Boris Johnson, Secretary of State for Foreign Affairs gives a press conference in Brussels, Belgium on Apr. 05, 2017.

Is there any path back for Boris Johnson now?

100% yes.

Love him or hate him, he is one of the most charismatic leaders in British history. Let me try and explain why and how Boris could make a comeback.

The UK is currently on the cusp of financial ruin and, in my opinion, the closest to mass civil unrest that I have ever experienced in my lifetime.

The Labour Party under Starmer has made significant inroads towards winning the next election but its current figurehead lacks, actual leadership qualities and credentials. I believe that Angela Reyner is far better suited, charisma, personality and leadership skills wise, to lead the country out of its current plight.

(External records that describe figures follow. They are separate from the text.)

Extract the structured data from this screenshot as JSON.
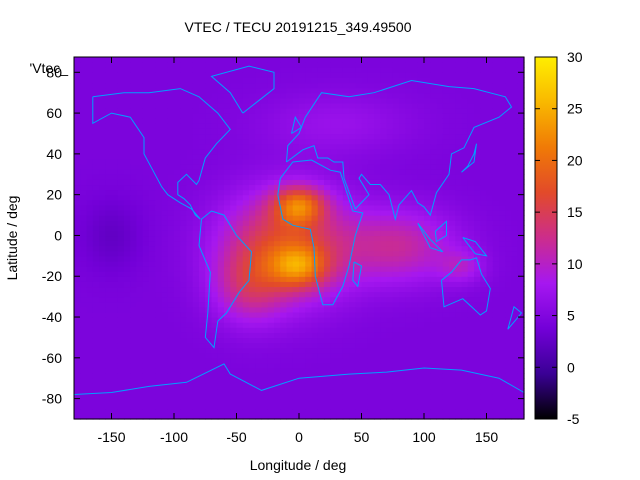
{
  "chart_data": {
    "type": "heatmap",
    "title": "VTEC / TECU 20191215_349.49500",
    "xlabel": "Longitude / deg",
    "ylabel": "Latitude / deg",
    "key_label": "'Vtec_",
    "xlim": [
      -180,
      180
    ],
    "ylim": [
      -90,
      87.5
    ],
    "x_ticks": [
      "-150",
      "-100",
      "-50",
      "0",
      "50",
      "100",
      "150"
    ],
    "x_tick_values": [
      -150,
      -100,
      -50,
      0,
      50,
      100,
      150
    ],
    "y_ticks": [
      "-80",
      "-60",
      "-40",
      "-20",
      "0",
      "20",
      "40",
      "60",
      "80"
    ],
    "y_tick_values": [
      -80,
      -60,
      -40,
      -20,
      0,
      20,
      40,
      60,
      80
    ],
    "colorbar": {
      "range": [
        -5,
        30
      ],
      "ticks": [
        "-5",
        "0",
        "5",
        "10",
        "15",
        "20",
        "25",
        "30"
      ],
      "tick_values": [
        -5,
        0,
        5,
        10,
        15,
        20,
        25,
        30
      ],
      "palette": [
        "#000000",
        "#3a0095",
        "#7300d8",
        "#a617f0",
        "#cc2d8c",
        "#e24a2a",
        "#f07a06",
        "#f9b800",
        "#ffee00"
      ]
    },
    "field": {
      "background_tecu": 4.5,
      "unit": "TECU",
      "features": [
        {
          "lon": -10,
          "lat": -5,
          "peak_tecu": 12,
          "sigma_lon": 50,
          "sigma_lat": 26
        },
        {
          "lon": 0,
          "lat": 15,
          "peak_tecu": 12,
          "sigma_lon": 20,
          "sigma_lat": 9
        },
        {
          "lon": 0,
          "lat": -15,
          "peak_tecu": 10,
          "sigma_lon": 22,
          "sigma_lat": 10
        },
        {
          "lon": -40,
          "lat": -25,
          "peak_tecu": 6,
          "sigma_lon": 28,
          "sigma_lat": 18
        },
        {
          "lon": 80,
          "lat": -5,
          "peak_tecu": 7,
          "sigma_lon": 45,
          "sigma_lat": 18
        },
        {
          "lon": 130,
          "lat": -15,
          "peak_tecu": 4,
          "sigma_lon": 18,
          "sigma_lat": 8
        },
        {
          "lon": -150,
          "lat": 0,
          "peak_tecu": -2,
          "sigma_lon": 25,
          "sigma_lat": 18
        },
        {
          "lon": 30,
          "lat": 55,
          "peak_tecu": 2.5,
          "sigma_lon": 60,
          "sigma_lat": 15
        }
      ]
    },
    "overlay": "continent coastlines",
    "grid": false
  },
  "colors": {
    "coastline": "#00a0ff",
    "axes": "#000000"
  }
}
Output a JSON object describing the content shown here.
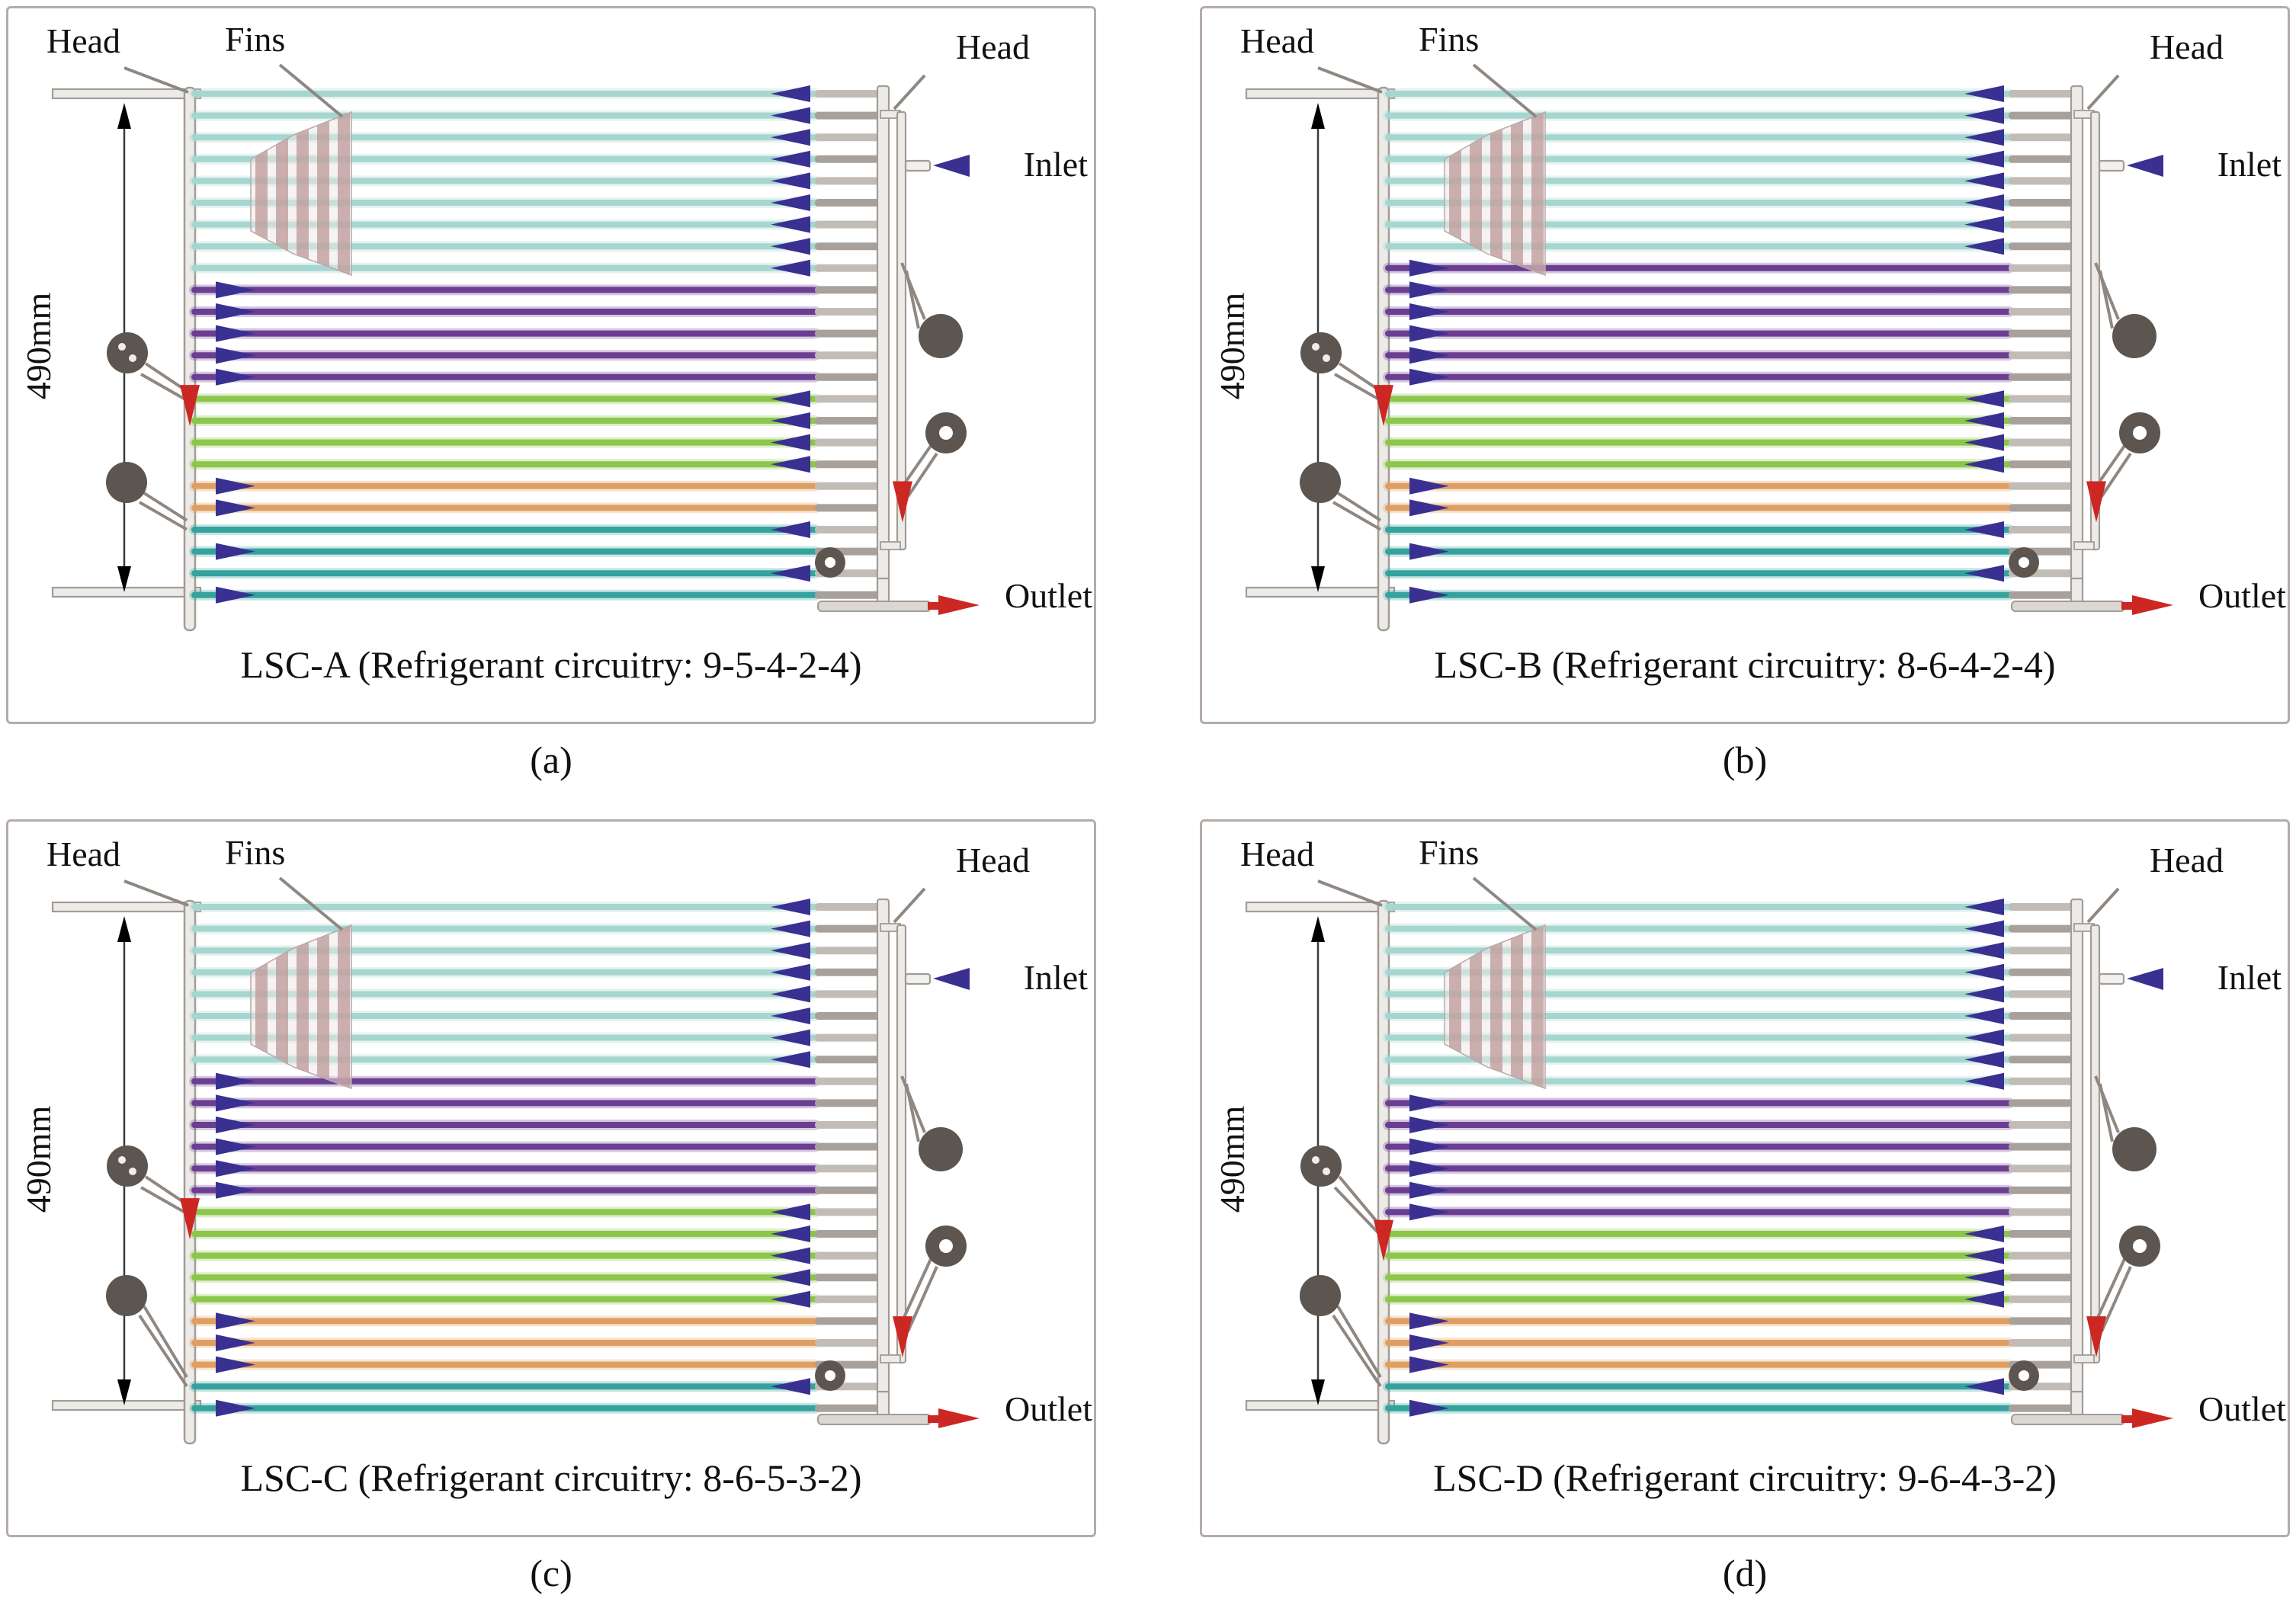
{
  "labels": {
    "head": "Head",
    "fins": "Fins",
    "inlet": "Inlet",
    "outlet": "Outlet",
    "dimension": "490mm"
  },
  "panels": [
    {
      "letter": "(a)",
      "caption": "LSC-A (Refrigerant circuitry: 9-5-4-2-4)",
      "circuitry": [
        9,
        5,
        4,
        2,
        4
      ]
    },
    {
      "letter": "(b)",
      "caption": "LSC-B (Refrigerant circuitry: 8-6-4-2-4)",
      "circuitry": [
        8,
        6,
        4,
        2,
        4
      ]
    },
    {
      "letter": "(c)",
      "caption": "LSC-C (Refrigerant circuitry: 8-6-5-3-2)",
      "circuitry": [
        8,
        6,
        5,
        3,
        2
      ]
    },
    {
      "letter": "(d)",
      "caption": "LSC-D (Refrigerant circuitry: 9-6-4-3-2)",
      "circuitry": [
        9,
        6,
        4,
        3,
        2
      ]
    }
  ],
  "colors": {
    "tube_sections": [
      "#a6d6d0",
      "#6b3e92",
      "#8cc64a",
      "#df9f63",
      "#35a39d"
    ],
    "flow_arrow": "#3a3091",
    "phase_marker": "#cc2722",
    "structure": "#a29b96",
    "structure_fill": "#edebe8",
    "rung_light": "#c2bcb7",
    "rung_dark": "#a8a19b",
    "leader": "#8f8882",
    "fins_stripe": "#c3a4a3",
    "fins_gap": "#efe8e6",
    "fitting": "#5d5650",
    "dimension_line": "#3a3a3a",
    "panel_border": "#b5aca7",
    "text": "#111111"
  }
}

The identity crisis in the Labour Party leadership team is what could allow Boris to try and present himself as the potential saviour of the UK.

Prior to writing this article, I had always suspected that Australian political strategist Lynton Crosby had been across both the Johnson and Trump camps in some form or another. My research for this post kept bringing me back to it being Steve Bannon (former Trump Chief of Staff) who connected Trump and BoJo in style and tone.

I think we are now seeing more of his influence in the style and rhetoric from Boris. He is no longer the bumbling, jovial, leader and instead going on a Trump style rant that is littered with inaccuracies and wild accusations aimed at deflecting the public away from the real issues. This is not an effective crisis communications plan in my eyes though.

If Boris can eventually plant the seed in the public eye that the institution of politics is broken and that only he is able to bring it back around, then he stands a chance of getting back in.

Boris has the vote of the hugely influential grey-market (despite his taking them for granted during COVID 19). He maintains a mass-middle-market appeal due to his “stick it up ’em” attitude to rules. He still has an air of intrigue, even if it is firmly on the wane.

First up, Boris needs a large chunk of time out of the limelight. He then needs to start planting positive stories about him being a reformed character. We can expect a lot of family pictures being “papped” on the run up to his return to public life.

He is too far into the “everything is a conspiracy against me” style of Trump campaign to pivot suddenly back to his bumbling-fool persona, but he will need to show humility and contrition before the public will take him back.

Will Boris Johnson win the next election?

No! But keep an eye him using the Conservative election loss and potential Labour Party implosion after its successful return to power, as the catalyst for his return.